FOCUS IRELAND CALLS FOR URGENT GOVT ACTION AS DAFT REPORT FINDS RENTS CONTINUES TO SOAR AS SUPPLY PLUMMETS
Rocketing Rents witnessed by Focus Ireland staff in Waterford, Cork and Limerick borne out by increases of up to 15% outside of Dublin as crisis deepens
Focus Ireland has called for more urgent Government action to tackle rocketing rents as the new Daft report shows rents have shot up to a new all-time record of €1,227 per month, the seventh quarter in a row a new all-time high has been set.
The charity warned that the range of Government measures designed to address the rental crisis has had very limited impact so far.
Focus Ireland Advocacy Director Mike Allen said: “The DAFT report clearly show that actions the Government has taken – such as Rent Pressure Zones – have not been implemented effectively. Rents nationwide have now reached an all-time record of an average of €1,227. While the Rent Pressure Zones have helped curtail rent increases for some sitting tenants there are so many loopholes in the legislation it is still far too easy for landlords to ignore.”
Mr Allen said: “The findings of this latest report mirror the experience of Focus Ireland staff in Dublin, and beyond. The fact that Dublin rents are now 26% or almost €380 a month higher than their previous peak in 2008 is deeply troubling. This is mirrored in other cities, towns and counties where Focus Ireland works.”
Most of the other major cities saw similar changes in rents during 2017 to those experienced in Dublin. In Galway and Waterford, rents rose by a little over 12% during the year, while in Limerick, rents rose by 14.8%. In Cork, the increase in rents was 7.7%, while outside the five main cities, rents rose by 9.8%.
Mr Allen said: “We have a truly dysfunctional housing system and while we recognise that Government has taken a number of measures, the evidence is clear that these still fall far short of what is needed. These massive rent increases are like a fever that needs to be controlled if we are not to see thousands of families, including those on decent wages, forced out of their homes. Rent Pressure Zones are failing not because they are a bad idea, but because of the failure of effective implementation.”
He explained: “There is no monitoring to check if landlords are abiding by the 4% rent increase cap when one tenant leaves and a new tenant signs a new lease. It seems these rules are being widely ignored. There is nothing to stop landlords claiming that they will sell up and evict their tenants in order to push rents up.”
Focus Ireland has called for effective monitoring and penalties to be put in place for any landlords that are caught breaking the rent cap in a rent pressure zone. The majority of landlords are decent and want to abide by the laws, but must be very frustrating for them to see other landlords break the rules with impunity.
The DAFT report also found a continuing drop in the number of properties available, the lowest number ever recorded for this time of year since the series started in 2006, and the figure marks a 15% decrease on the same date a year previously.

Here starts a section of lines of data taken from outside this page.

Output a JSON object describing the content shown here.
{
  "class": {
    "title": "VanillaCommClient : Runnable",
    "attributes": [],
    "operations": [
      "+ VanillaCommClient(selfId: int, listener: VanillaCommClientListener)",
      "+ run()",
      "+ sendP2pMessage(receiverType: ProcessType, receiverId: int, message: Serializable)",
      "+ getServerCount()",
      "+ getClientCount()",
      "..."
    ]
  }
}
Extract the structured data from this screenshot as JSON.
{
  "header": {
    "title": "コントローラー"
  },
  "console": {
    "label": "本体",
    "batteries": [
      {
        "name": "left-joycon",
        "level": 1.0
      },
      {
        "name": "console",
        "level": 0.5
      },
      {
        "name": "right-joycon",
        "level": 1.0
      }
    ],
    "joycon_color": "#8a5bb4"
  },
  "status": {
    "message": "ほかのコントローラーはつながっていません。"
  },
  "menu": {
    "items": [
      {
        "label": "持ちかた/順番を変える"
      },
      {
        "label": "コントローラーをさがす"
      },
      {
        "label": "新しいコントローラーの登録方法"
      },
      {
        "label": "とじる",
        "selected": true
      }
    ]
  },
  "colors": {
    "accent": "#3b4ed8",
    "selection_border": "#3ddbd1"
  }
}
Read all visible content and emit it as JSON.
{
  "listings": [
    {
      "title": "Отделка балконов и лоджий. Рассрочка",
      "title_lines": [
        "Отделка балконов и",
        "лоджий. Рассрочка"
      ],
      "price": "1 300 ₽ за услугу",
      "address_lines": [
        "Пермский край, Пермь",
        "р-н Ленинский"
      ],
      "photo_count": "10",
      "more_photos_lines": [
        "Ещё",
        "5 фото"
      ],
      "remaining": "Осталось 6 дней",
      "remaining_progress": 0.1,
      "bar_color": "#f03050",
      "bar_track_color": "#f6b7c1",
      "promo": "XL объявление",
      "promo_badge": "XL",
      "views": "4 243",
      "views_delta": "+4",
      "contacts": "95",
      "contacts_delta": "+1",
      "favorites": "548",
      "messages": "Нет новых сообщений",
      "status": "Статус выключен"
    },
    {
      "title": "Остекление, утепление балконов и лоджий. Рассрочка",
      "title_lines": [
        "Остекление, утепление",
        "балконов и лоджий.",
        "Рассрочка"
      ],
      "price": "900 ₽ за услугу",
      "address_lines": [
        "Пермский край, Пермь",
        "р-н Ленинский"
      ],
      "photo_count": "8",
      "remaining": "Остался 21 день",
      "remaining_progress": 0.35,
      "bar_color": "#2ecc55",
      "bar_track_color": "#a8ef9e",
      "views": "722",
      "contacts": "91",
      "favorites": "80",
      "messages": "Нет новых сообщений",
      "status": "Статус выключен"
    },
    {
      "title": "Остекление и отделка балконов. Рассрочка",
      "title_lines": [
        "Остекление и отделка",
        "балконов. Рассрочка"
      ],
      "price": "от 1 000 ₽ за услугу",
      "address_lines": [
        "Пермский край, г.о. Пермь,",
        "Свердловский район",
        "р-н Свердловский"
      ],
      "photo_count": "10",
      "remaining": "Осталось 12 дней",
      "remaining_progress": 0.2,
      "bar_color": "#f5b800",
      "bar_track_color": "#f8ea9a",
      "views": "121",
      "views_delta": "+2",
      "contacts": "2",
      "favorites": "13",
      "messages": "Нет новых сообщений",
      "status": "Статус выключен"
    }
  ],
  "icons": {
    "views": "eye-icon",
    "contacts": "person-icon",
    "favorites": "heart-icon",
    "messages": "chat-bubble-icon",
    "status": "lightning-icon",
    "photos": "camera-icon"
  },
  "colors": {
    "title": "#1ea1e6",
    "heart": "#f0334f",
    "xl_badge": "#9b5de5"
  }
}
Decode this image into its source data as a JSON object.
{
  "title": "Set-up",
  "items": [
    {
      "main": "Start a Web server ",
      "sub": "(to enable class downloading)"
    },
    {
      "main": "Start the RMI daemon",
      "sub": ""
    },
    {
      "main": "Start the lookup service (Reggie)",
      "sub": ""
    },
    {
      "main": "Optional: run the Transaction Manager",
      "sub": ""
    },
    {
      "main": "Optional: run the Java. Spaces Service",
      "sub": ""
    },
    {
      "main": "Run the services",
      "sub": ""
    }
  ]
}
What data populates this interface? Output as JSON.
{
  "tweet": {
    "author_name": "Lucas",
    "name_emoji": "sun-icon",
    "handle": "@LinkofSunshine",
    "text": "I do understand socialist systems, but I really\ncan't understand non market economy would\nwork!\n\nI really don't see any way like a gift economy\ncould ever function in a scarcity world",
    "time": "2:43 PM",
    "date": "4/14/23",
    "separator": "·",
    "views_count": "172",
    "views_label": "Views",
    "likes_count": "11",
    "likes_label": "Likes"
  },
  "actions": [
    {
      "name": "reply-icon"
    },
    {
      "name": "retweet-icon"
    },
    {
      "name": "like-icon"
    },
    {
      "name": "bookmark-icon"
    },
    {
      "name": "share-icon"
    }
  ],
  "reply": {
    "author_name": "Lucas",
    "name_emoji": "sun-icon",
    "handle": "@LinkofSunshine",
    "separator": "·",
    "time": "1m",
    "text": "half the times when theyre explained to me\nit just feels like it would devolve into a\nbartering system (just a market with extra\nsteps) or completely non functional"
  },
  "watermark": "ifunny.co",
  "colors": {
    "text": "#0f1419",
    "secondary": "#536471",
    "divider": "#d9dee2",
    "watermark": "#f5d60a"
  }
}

There were 3,143 properties available to rent nationwide on February 1st. In Dublin, there were fewer than 1,350 homes available to rent, compared to almost 6,700 on the same date in 2009.
Mr Allen added: “Last year Focus Ireland supported over 600 households to move out of homelessness, a large number of them moved into private rented housing, with the support of HAP.
“We are deeply concerned that because the limited amount of new rental available there will be fewer opportunities to move out of homelessness and people will be stuck in emergency accommodation for longer. Although the Minister committed to reviewing Rebuilding Ireland, and made a number of statements in relation to it, we have not seen sight of it yet.
“Of the 11 Actions in ‘Strategy for the Rental Sector’ designed to boost supply virtually none has been implemented (Actions 9 – 19). We have seen no real action on tax, on provision of sites, or cost rental models.
“These ongoing increases in rent are more than just a statistic; rather consequences of government inactivity which contributed to a 17% increase in family homelessness in 2017 and we are becoming accustomed to reporting of high profile forced evictions, as we saw last month in Dublin.”
Focus Ireland also said that is not helpful that the full review of Rebuilding Ireland – which was meant to be concluded in September – is not to be published. There have been a wide range of announcements and plan, but there is now no single document which sets out what is to be delivered and when it will be delivered.